Recreational Math part one: Of Planes, Perfect Differences and Pretzel Graphs
von Martin Becker (martin) (Ulm.pm)
Recreational Math part one: Of Planes, Perfect Differences and Pretzel Graphs richtet sich an Alle und wird in Deutsch gehalten.
Some math questions are easy enough to understand without any background in advanced mathematics that they may entertain amateurs and professionals alike. This does not mean answers will be just as easy, only that a wider audience may be able to appreciate them, and even venture one or another contribution. Welcome to recreational math.
This episode takes a look at some aspects of planes and planarity, or lack thereof, with applications in graph theory and design theory, and behind the scenes of a free but immensely expensively obtained CPAN module, spawned from an idea to solve a simple puzzle.
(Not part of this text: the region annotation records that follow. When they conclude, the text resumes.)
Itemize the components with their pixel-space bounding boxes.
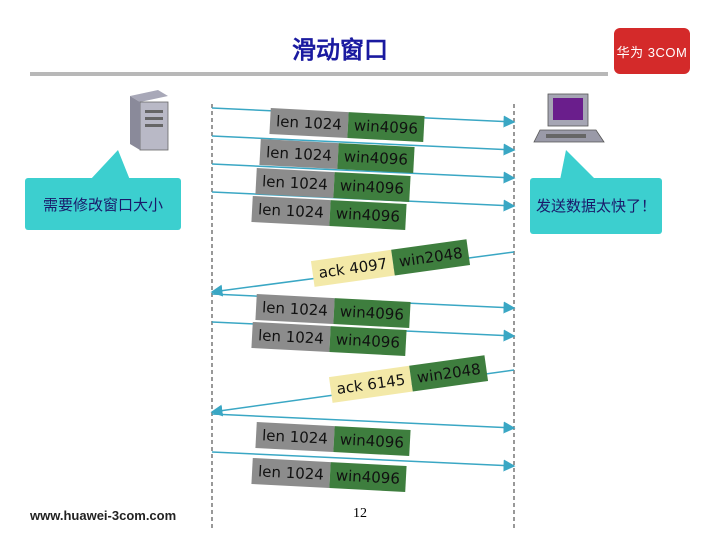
win-label: win4096 xyxy=(329,326,407,357)
len-label: len 1024 xyxy=(259,138,339,170)
arrow-packet-3 xyxy=(211,163,516,184)
server-tower-icon xyxy=(130,90,169,151)
len-label: len 1024 xyxy=(269,107,349,139)
company-logo: 华为 3COM xyxy=(614,28,690,74)
len-label: len 1024 xyxy=(255,167,335,199)
len-label: len 1024 xyxy=(251,457,331,489)
callout-left: 需要修改窗口大小 xyxy=(25,178,181,230)
title-rule xyxy=(30,72,608,76)
callout-right: 发送数据太快了！ xyxy=(530,178,662,234)
arrow-packet-7 xyxy=(211,413,516,434)
len-label: len 1024 xyxy=(251,321,331,353)
left-callout-tail xyxy=(90,150,130,180)
footer-url: www.huawei-3com.com xyxy=(30,508,177,523)
len-label: len 1024 xyxy=(255,293,335,325)
win-label: win4096 xyxy=(333,298,411,329)
arrow-packet-8 xyxy=(211,451,516,472)
right-callout-tail xyxy=(560,150,596,180)
desktop-computer-icon xyxy=(533,93,605,143)
win-label: win4096 xyxy=(347,112,425,143)
arrow-packet-2 xyxy=(211,135,516,156)
page-number: 12 xyxy=(353,506,367,521)
win-label: win4096 xyxy=(337,143,415,174)
len-label: len 1024 xyxy=(251,195,331,227)
win-label: win4096 xyxy=(333,426,411,457)
win-label: win4096 xyxy=(329,200,407,231)
len-label: len 1024 xyxy=(255,421,335,453)
win-label: win4096 xyxy=(333,172,411,203)
slide-title: 滑动窗口 xyxy=(292,36,388,64)
win-label: win4096 xyxy=(329,462,407,493)
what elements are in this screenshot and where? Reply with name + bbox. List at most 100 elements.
Some of us will recall (Euclidean) plane geometry from their school days, but there are quite different ways to look at planes. Out of these, we choose topology and projective geometry. If planar graphs are those you can draw without intersecting lines on a plane, what then can you draw on a pretzel?
Then again, seeking intersections rather than avoiding them takes us to projective planes. A 100-year-old construction of James Singer yielding planes of a certain kind is still related to many open questions. Can the CPAN module Math::DifferenceSet::Planar answer some? Was collecting accompanying data, taking years of CPU time, worth the effort? Relax, and judge yourself.